Abstract

Objective: Rheumatoid arthritis (RA) is characterized by excess cardiovascular risk attributed to the chronic inflammatory load in combination with the accumulation of traditional cardiovascular risk factors. RA is being currently perceived as a cardiovascular risk factor equivalent to type 2 diabetes mellitus (DM2), although recent relevant studies have provided conflicting results. The aim of the present study was to compare markers of micro- and macrovascular dysfunction between patients with relatively well-controlled RA and patients with DM2. Design and method: Patients with RA who presented low levels of systemic inflammation and patients with DM2, who were free from cardiovascular comorbidities including hypertension, were studied. A control group that comprised of healthy volunteers was additionally included. All participants underwent applanation tonometry (Sphygmocor device) to assess a) carotid-femoral pulse wave velocity (PWV), b) augmentation index corrected for 75 bpm (AIx@75), c) central systolic/diastolic blood pressure (cSBP/cDBP) as markers of large artery stiffening. Subendocardial viability ratio (SEVR) or Buckberg index was measured with the same device as a functional marker of microvascular myocardial perfusion.
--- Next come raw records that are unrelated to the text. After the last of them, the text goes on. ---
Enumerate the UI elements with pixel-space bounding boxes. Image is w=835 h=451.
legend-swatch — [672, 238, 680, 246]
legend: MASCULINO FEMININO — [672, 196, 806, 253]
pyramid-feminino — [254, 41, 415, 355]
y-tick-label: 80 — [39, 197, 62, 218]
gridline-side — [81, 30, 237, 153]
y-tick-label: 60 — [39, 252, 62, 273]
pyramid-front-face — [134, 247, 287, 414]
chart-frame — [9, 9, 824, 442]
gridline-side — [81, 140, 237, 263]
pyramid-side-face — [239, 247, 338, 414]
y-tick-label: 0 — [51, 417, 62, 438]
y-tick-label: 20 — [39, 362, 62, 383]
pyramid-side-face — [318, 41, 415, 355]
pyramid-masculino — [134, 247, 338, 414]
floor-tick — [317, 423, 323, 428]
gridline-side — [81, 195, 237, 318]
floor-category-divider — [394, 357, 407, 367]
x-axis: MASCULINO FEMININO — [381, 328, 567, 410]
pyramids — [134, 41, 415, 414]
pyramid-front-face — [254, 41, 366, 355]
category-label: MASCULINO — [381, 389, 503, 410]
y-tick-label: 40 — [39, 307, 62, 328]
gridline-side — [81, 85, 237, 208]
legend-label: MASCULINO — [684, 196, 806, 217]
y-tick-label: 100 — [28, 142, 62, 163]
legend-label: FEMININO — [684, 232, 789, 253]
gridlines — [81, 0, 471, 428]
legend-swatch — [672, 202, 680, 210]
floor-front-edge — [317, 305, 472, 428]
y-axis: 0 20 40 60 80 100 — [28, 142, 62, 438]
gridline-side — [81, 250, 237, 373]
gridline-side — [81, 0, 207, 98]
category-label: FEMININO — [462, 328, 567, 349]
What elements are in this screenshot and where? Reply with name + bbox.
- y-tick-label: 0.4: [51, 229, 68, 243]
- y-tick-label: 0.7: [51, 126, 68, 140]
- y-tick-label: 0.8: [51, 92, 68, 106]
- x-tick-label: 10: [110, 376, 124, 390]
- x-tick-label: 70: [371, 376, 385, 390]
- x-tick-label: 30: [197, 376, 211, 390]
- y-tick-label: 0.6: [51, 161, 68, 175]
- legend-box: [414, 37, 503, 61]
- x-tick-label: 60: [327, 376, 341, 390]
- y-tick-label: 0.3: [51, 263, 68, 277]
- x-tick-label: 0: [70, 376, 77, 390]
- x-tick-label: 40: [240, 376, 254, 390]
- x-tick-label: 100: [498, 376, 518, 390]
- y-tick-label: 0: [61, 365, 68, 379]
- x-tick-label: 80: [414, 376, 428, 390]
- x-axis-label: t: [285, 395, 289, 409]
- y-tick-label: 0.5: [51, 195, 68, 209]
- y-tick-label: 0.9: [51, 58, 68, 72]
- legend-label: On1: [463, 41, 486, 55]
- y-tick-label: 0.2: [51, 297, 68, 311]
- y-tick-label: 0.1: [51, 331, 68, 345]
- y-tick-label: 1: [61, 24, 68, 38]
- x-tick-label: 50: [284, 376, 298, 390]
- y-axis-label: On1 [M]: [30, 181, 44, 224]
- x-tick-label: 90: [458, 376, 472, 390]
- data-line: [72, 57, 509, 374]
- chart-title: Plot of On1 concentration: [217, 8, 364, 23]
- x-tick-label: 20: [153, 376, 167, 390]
In addition, carotid ultrasound was applied to evaluate a) carotid intima-media thickness (cIMT), as a marker of systemic atherosclerosis, and b) beta-stiffness index, as a marker of local stiffness in the carotid arteries. Results: We studied 31 patients with RA at remission or low disease activity, 32 patients with DM2 and 69 controls matched for age and office blood pressure. Significant differences were observed in several outcomes of the study between patients and controls; by contrast, none of the studied parameters (PWV, AIx@75, cSBP/cDBP, cIMT, beta-stiffness index, and SEVR) significantly differed between patients with RA and patients with DM2 (Table 1). Conclusions: Patients with RA present impaired markers of micro- and macrovascular dysfunction, even in the absence of cardiovascular comorbidities including hypertension and whilst at remission or low disease activity. Moreover, the degree of divergent micro- and macrovascular alterations in this well-characterized group of RA patients appears comparable to that associated with DM2. These findings are line with the widely held perception that RA should be regarded as a novel cardiovascular risk factor equivalent to DM2.